Final storage is done in a Riak database, with queues managed by the Mnesia database built into Erlang's OTP system itself. Mnesia can best be thought of as a built-in Redis: entirely in-memory (fast) with disk backing (robust); just add built-in clustering and native, first-class API for storage and retrieval (e.g. we are able to use Erlang functions to do perform updates and filtering over all or part of a queue's dataset). Data in Mnesia is stored as native Erlang records, while data in Riak is stored as JSON documents.
Incoming events may be any format and any delivery mechanism. They can be parallelized, spread across a cluster of machines ... it doesn't matter. The incoming handler is tasked with translating the stream of events into an Erlang term that can be passed on to the normalizer for processing. This allows us to extend Egara in a very easy way with new service-specific handlers to virtually any dataset we wish to keep track of within Kolab or its surroundings.
Normalizers will eventually also join this level of abstraction, though right now the sole worker implementation is specific to groupware data objects. Future releases of Egara will add support for different workers for different classes of events, giving a nice symmetry with the incoming event handlers.
The middleware is designed to be used without modification as the system grows in capability while being scalable. Multiple instances can be run across different systems and the results should (eventually) be the same.
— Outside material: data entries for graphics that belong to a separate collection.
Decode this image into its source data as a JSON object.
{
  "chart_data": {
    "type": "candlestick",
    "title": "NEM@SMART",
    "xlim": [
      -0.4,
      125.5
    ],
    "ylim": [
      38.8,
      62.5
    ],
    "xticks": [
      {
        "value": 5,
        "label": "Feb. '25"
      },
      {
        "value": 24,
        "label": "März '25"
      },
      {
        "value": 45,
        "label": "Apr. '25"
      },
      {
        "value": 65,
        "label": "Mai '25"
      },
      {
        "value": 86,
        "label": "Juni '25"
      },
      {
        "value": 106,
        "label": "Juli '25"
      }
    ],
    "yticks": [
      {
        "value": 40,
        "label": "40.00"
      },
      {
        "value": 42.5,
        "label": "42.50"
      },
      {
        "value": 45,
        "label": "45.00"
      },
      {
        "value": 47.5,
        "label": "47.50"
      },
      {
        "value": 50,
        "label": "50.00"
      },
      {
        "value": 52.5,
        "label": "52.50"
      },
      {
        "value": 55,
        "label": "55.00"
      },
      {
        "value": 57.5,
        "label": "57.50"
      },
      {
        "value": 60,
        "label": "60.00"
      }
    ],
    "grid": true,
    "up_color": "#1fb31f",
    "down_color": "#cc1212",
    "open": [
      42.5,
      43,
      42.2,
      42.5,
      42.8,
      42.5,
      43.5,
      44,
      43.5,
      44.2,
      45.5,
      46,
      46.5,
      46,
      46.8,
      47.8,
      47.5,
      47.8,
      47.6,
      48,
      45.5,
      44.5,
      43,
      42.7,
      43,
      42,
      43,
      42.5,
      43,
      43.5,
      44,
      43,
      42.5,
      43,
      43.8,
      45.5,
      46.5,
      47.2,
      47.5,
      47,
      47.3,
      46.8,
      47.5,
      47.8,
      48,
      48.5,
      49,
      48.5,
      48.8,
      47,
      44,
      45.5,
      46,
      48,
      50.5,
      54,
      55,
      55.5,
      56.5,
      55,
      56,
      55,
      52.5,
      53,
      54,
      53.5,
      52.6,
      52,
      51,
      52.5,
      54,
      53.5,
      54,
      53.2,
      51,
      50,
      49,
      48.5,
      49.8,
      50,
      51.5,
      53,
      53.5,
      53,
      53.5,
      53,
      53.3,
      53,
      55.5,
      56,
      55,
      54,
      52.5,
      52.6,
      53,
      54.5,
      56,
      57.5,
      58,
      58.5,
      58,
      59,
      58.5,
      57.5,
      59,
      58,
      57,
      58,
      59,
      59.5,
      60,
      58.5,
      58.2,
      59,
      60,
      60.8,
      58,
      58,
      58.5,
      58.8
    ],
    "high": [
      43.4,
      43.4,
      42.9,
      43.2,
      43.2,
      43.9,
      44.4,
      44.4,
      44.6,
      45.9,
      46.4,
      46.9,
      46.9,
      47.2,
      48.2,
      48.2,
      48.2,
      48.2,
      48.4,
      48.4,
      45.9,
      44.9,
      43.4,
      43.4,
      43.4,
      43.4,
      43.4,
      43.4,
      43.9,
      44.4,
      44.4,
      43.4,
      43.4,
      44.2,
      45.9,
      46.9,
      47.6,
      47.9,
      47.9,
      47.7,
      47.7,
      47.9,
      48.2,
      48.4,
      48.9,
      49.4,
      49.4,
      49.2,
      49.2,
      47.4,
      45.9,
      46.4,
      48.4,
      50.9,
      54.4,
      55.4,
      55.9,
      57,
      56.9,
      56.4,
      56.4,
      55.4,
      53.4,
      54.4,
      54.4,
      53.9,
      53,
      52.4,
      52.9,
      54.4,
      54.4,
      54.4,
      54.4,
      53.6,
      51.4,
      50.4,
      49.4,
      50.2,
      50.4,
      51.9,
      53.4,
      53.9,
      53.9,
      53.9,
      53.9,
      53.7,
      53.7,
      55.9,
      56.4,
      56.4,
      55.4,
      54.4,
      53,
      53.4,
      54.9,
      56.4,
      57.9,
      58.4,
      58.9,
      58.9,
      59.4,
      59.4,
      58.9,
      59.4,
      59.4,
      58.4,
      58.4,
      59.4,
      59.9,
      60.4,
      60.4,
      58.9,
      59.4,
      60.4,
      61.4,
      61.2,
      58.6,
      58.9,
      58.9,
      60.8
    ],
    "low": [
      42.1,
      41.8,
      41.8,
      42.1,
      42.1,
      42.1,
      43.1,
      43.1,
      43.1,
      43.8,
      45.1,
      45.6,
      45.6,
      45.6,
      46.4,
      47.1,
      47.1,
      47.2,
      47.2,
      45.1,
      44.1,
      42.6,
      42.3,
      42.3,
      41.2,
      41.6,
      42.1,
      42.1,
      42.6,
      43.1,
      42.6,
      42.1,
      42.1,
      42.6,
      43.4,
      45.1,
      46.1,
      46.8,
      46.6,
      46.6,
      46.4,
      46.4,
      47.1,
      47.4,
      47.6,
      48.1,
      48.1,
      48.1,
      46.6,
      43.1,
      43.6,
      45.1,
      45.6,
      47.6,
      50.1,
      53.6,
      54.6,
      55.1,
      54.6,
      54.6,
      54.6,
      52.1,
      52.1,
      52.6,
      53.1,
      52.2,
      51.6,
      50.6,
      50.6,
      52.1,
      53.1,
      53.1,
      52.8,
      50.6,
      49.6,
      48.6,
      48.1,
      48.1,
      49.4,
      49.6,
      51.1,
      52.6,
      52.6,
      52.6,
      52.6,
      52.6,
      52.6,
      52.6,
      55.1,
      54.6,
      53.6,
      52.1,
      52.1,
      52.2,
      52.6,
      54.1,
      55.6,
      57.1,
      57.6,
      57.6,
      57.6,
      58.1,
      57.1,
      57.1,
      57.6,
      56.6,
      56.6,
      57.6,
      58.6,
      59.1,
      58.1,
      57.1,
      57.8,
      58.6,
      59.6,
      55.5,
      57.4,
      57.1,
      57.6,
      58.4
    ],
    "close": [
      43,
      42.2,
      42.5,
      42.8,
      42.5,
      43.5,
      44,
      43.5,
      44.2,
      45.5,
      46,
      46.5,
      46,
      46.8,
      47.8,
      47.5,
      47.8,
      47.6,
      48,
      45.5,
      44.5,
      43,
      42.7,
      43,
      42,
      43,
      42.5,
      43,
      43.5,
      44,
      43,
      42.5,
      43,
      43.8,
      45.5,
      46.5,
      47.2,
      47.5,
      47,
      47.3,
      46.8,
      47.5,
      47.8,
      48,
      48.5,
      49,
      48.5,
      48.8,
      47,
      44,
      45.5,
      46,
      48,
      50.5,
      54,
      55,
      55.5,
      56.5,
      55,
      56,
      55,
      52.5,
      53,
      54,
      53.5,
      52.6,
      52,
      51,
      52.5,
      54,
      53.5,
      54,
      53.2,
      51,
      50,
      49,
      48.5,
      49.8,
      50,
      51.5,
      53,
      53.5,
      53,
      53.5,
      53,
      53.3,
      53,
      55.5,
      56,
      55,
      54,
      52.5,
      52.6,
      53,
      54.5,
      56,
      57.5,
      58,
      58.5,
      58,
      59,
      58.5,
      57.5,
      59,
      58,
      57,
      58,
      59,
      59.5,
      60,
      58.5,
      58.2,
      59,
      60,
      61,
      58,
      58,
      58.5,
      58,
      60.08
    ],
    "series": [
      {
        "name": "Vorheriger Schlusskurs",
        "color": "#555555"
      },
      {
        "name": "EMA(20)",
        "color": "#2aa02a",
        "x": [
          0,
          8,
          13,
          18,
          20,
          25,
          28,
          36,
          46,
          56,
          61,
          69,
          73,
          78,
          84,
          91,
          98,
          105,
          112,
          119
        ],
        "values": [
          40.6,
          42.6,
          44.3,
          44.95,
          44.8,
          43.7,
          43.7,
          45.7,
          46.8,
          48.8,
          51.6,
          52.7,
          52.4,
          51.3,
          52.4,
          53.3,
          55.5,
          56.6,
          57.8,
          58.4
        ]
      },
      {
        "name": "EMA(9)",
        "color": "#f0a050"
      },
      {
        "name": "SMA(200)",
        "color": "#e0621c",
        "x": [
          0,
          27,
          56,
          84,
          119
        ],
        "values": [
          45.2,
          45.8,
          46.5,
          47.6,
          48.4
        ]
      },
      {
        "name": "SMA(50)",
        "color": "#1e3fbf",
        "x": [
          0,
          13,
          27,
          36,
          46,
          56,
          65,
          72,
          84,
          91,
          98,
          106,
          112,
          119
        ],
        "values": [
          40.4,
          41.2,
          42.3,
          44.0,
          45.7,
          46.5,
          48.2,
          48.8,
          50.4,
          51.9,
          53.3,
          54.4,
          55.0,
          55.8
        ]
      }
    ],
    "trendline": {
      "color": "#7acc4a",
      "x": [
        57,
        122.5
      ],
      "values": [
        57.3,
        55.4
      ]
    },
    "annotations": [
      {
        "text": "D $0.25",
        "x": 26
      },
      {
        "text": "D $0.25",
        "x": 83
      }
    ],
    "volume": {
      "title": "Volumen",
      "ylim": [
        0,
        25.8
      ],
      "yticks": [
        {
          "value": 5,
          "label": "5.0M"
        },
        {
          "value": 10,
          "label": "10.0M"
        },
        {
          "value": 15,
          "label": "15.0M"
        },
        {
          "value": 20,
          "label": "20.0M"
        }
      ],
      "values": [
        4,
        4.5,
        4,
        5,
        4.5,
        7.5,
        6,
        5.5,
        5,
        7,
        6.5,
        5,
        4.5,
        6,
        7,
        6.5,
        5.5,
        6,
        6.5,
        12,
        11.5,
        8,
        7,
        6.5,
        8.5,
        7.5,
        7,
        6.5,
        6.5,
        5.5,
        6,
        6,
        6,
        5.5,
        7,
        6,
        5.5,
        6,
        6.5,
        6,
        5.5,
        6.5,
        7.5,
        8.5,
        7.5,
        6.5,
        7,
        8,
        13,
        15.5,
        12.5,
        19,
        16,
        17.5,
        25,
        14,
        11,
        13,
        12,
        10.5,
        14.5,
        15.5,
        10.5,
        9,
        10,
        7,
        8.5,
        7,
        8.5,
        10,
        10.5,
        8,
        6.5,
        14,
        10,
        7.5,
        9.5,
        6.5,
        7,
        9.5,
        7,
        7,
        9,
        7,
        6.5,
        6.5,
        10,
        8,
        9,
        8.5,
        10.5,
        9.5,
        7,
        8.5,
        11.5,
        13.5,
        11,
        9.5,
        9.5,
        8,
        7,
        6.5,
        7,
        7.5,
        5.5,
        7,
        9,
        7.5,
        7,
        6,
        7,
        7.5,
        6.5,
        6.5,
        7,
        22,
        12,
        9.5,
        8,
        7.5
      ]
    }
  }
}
I say "eventually" since in such a system one can not guarantee the exact order of events, only the exact results after some period of time. Or, in more familiar terms, it is eventually consistent.
The whole system is quite flexible at runtime, as well. One can configure which kinds of events one cares to track; which data payloads (if any) to archive; which incoming handlers to run on a given node, etc. This will expand over time as well to allow normalizers and their helpers to be quarantined to specific systems within a cluster.
Egara works nicely with Kolab 3.4 and Kolab Enterprise 14, though Bonnie is not officially a part of either. I expect the entire system will be folded into a future Kolab release to ease usage. It will almost certainly remain an optional component, however: not everyone needs these features, and if you don't then there's no reason to pay the price of the runtime overhead and maintenance.
That's a "50,000 foot" view of the historian component of Bonnie. The next installments in this blog series will look a bit closer at the storage model, history querying and replayability and, finally, what this means for end-users and organizations running Kolab with the Bonnie suite.